Published in 2008, "Program Optimization Space Pruning for a Multithreaded GPU" proposed a simple methodology for significantly diminishing the workload involved in the optimization process.
Originally published in the CGO proceedings in April 2008, the paper was co-authored by several students, now alumni, including Shane Ryoo (BSEE '00, MSEE '04, PhD '08), Christopher Rodrigues (MS '08, PhD '14), Samuel S. Stone (MS '07), Sara Baghsorkhi (PhD '11), Sain-Zee Ueng (MSEE '04), and John A. Stratton (BSCompE '06, MS '09, PhD '13). The researchers revealed the complexity involved in optimizing applications for highly-parallel systems and introduced one relatively simple methodology for reducing the workload involved in the optimization process by as much as 98 percent.
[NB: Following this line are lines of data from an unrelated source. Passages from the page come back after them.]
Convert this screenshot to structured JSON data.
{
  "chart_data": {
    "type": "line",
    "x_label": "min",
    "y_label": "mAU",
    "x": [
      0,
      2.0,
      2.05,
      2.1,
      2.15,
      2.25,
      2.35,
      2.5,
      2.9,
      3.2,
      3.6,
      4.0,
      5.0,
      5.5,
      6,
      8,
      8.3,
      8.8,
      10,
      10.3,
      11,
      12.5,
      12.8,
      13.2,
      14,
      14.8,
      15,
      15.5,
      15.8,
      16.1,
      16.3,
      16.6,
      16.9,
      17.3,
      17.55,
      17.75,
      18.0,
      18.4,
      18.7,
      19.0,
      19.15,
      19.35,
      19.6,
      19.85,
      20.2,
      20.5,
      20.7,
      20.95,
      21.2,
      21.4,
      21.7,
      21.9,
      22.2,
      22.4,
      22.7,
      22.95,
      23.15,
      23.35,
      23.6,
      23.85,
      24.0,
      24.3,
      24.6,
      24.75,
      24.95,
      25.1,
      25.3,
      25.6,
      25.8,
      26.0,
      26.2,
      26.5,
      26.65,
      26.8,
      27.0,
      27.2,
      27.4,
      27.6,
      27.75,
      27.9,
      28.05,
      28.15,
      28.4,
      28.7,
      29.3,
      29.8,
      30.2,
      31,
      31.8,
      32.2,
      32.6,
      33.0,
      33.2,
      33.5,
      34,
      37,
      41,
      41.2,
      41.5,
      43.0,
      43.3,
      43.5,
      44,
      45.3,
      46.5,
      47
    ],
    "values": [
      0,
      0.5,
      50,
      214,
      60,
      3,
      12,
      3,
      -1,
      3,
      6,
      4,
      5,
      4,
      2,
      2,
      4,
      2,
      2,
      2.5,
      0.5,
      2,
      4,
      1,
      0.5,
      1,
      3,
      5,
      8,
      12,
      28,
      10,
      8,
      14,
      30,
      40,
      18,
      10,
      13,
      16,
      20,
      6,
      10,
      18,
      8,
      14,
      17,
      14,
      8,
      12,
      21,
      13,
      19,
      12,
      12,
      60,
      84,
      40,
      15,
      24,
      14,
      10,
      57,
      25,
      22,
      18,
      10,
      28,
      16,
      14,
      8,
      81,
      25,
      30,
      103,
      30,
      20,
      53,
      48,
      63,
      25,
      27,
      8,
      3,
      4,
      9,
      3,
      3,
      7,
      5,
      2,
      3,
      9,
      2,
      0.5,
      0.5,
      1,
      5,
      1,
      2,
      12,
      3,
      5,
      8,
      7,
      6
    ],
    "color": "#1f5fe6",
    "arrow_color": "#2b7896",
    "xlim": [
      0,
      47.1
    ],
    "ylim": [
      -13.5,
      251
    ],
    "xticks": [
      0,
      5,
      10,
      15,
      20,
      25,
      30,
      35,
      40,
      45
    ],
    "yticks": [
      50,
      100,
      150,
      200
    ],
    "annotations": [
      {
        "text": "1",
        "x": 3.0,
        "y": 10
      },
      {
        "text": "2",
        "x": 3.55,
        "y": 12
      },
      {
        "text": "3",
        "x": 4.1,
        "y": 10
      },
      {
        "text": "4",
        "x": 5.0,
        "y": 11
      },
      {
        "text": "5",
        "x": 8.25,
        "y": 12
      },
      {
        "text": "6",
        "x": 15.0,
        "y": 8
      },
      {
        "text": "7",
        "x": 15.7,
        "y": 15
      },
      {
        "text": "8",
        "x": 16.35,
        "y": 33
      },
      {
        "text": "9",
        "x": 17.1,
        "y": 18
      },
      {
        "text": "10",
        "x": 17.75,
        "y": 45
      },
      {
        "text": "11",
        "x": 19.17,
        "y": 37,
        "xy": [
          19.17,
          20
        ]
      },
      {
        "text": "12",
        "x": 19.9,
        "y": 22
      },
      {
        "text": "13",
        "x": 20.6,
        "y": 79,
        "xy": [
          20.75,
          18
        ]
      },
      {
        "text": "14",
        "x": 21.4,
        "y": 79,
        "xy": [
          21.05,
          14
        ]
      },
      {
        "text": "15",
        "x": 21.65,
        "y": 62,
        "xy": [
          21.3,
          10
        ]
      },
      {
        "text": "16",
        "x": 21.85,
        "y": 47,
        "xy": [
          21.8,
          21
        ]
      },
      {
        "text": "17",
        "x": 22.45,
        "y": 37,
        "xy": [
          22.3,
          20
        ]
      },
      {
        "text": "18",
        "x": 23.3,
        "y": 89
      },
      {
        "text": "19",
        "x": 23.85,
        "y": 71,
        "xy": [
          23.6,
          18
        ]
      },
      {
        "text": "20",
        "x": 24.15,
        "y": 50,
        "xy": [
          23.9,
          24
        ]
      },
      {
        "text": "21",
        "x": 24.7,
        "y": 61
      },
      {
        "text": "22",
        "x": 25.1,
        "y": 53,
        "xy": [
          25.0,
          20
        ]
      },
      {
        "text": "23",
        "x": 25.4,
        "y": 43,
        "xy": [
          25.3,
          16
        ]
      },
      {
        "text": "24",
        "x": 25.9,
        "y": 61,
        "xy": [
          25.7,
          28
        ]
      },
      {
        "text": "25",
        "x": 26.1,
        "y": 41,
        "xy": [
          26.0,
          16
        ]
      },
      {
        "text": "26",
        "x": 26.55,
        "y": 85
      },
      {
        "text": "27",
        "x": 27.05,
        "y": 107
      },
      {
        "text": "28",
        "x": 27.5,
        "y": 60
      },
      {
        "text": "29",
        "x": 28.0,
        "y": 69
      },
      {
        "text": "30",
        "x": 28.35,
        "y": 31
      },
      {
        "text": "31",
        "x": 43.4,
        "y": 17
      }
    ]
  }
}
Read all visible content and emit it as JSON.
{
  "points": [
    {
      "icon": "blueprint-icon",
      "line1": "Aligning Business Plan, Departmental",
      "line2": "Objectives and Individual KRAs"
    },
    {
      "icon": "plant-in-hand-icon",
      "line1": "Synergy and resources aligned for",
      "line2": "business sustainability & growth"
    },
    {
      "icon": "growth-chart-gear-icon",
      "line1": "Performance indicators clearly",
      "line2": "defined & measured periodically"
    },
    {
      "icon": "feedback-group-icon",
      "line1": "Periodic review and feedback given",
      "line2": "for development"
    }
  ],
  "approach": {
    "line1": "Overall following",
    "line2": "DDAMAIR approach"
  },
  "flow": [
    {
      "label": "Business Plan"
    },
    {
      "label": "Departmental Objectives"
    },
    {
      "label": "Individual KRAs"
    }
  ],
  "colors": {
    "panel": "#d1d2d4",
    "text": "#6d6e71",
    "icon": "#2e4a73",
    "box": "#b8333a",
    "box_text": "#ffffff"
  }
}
Their work was based on the GeForce 8800 GTX using CUDA, one such highly-parallel system, and they proposed an approach for attacking the complexity of optimizing code by developing metric to judge the performance of an optimization configuration.
With the rise of inexpensive, single-chip, massively parallel platforms, more developers will be creating highly-parallel applications for platforms which will need to be optimized, emphasizing why Hwu's research is so valuable. Hwu is also affiliated with the Coordinated Science Lab at Illinois.